I tried to lift my feet. They didn’t respond. My legs felt
heavy and I was uncoordinated, something foreign to me, an accomplished dancer.
What was happening? I had sipped one cocktail – I wasn’t drunk.
Ashamed, I stammered, “I guess I am more tired than I thought,
honey.” He sneered, clearly embarrassed by my clumsiness.
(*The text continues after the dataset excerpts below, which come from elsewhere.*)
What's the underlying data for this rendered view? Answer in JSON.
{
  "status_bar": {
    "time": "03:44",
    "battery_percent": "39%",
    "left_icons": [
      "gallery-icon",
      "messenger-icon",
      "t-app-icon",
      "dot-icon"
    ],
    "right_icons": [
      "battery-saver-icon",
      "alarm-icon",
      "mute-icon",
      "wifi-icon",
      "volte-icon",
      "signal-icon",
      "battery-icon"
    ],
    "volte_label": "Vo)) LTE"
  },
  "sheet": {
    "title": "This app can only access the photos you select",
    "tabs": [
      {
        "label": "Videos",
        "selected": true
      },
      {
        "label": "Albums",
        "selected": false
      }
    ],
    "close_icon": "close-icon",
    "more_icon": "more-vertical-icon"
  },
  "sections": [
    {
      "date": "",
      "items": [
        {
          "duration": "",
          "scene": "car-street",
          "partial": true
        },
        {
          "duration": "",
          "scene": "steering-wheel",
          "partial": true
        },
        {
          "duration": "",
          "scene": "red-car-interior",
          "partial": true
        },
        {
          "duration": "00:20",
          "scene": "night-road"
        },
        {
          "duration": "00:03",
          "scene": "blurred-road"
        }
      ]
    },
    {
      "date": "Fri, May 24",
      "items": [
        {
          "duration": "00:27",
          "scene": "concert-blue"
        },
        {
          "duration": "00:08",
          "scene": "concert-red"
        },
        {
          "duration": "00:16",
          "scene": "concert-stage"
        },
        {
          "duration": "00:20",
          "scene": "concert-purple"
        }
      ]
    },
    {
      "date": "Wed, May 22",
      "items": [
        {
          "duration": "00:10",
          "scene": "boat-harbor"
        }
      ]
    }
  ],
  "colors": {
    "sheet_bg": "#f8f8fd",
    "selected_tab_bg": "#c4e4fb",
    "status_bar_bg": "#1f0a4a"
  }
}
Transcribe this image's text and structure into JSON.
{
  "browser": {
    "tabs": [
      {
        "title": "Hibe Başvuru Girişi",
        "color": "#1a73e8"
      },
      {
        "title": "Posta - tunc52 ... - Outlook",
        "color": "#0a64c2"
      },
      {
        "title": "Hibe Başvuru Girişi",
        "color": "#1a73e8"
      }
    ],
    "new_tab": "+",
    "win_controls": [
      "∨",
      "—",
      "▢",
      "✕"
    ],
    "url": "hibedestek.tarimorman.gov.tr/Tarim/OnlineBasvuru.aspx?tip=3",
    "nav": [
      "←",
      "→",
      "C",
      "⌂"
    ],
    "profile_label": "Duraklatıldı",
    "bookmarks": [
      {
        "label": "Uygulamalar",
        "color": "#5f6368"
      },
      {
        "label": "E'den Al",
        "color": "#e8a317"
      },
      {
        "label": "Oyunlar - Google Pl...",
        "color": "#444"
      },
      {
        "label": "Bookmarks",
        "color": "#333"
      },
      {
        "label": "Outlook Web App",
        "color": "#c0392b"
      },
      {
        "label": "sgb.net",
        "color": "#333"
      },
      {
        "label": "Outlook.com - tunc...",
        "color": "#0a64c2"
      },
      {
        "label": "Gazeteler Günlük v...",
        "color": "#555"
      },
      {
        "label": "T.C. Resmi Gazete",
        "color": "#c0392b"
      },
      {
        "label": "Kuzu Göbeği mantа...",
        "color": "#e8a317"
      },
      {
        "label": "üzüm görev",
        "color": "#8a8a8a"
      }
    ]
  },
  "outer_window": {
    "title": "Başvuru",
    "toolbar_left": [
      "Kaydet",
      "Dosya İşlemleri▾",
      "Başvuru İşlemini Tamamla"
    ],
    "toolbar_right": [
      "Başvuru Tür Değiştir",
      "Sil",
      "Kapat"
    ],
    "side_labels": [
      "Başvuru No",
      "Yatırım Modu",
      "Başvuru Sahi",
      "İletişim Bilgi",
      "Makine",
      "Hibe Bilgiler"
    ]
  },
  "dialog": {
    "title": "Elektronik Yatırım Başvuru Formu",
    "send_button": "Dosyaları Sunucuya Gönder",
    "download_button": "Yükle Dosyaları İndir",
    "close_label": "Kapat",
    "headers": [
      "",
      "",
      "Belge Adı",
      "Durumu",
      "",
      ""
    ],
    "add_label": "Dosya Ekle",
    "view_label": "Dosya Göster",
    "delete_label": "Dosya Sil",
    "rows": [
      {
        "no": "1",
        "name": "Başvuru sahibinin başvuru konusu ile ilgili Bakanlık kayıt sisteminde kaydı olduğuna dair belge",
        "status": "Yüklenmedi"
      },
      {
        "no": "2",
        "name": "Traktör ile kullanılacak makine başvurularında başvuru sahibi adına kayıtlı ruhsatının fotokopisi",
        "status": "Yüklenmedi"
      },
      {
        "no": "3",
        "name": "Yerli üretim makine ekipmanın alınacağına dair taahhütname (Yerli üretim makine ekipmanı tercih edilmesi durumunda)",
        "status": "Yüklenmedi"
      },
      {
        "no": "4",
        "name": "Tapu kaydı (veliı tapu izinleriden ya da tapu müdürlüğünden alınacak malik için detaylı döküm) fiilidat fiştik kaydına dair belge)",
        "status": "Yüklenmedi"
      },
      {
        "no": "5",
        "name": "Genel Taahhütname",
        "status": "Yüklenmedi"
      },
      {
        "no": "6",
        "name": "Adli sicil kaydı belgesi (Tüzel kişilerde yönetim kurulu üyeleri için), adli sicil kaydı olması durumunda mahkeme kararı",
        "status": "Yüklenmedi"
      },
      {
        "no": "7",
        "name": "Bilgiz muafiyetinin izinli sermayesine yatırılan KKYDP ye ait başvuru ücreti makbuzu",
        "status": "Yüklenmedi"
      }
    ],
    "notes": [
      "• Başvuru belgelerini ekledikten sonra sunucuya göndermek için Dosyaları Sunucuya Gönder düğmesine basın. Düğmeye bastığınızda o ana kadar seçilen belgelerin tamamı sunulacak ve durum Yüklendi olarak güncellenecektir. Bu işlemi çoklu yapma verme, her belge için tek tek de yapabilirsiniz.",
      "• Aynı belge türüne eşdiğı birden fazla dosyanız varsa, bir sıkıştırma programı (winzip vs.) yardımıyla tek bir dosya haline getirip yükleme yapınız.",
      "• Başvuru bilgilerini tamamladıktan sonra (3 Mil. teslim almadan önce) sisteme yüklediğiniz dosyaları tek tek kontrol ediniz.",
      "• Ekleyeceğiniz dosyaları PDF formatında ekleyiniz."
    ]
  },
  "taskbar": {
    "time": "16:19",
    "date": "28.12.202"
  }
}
I couldn’t walk off the dance floor without falling. I had to
ask Armando to help me. He begrudgingly pulled me
across the floor and pushed me into my chair, then grabbed another woman to
dance with.
Yanking my bangs, I shook my head rapidly, screaming inside,
“No, no, no. Not my legs.” I knew something was terribly wrong with me - but
what? Could it have been from the injuries I had sustained in a long-ago
boating accident, in which I fractured my right hip? Perhaps I had not healed
properly.
I spent a sleepless night. Crazy thoughts kept running through
my mind. When I tried to close my eyes, I envisioned doctors sawing off my
legs. Every moment became nerve-racking. I fled from my abusive husband May 5th 1990,
moving to Baltimore with my kids.
Two years later in November 1992, and after spending three months lying in a hospital bed in Johns
Hopkins, a neurologist diagnosed me with Tropical Spastic Paraparesis, a
sexually transmitted disease, which paralyzed my legs. I would never dance again. I was forty-two. Twenty-four years have
gone by. Now confined to my bed due to complications and sixteen surgeries, I had
to find creative ways to live a full life.
I contracted this virus during the three years that four Jamaican sex
traffickers held me captive. Nevertheless, beware, although this virus is
extremely rare, it is silently spreading at a faster pace.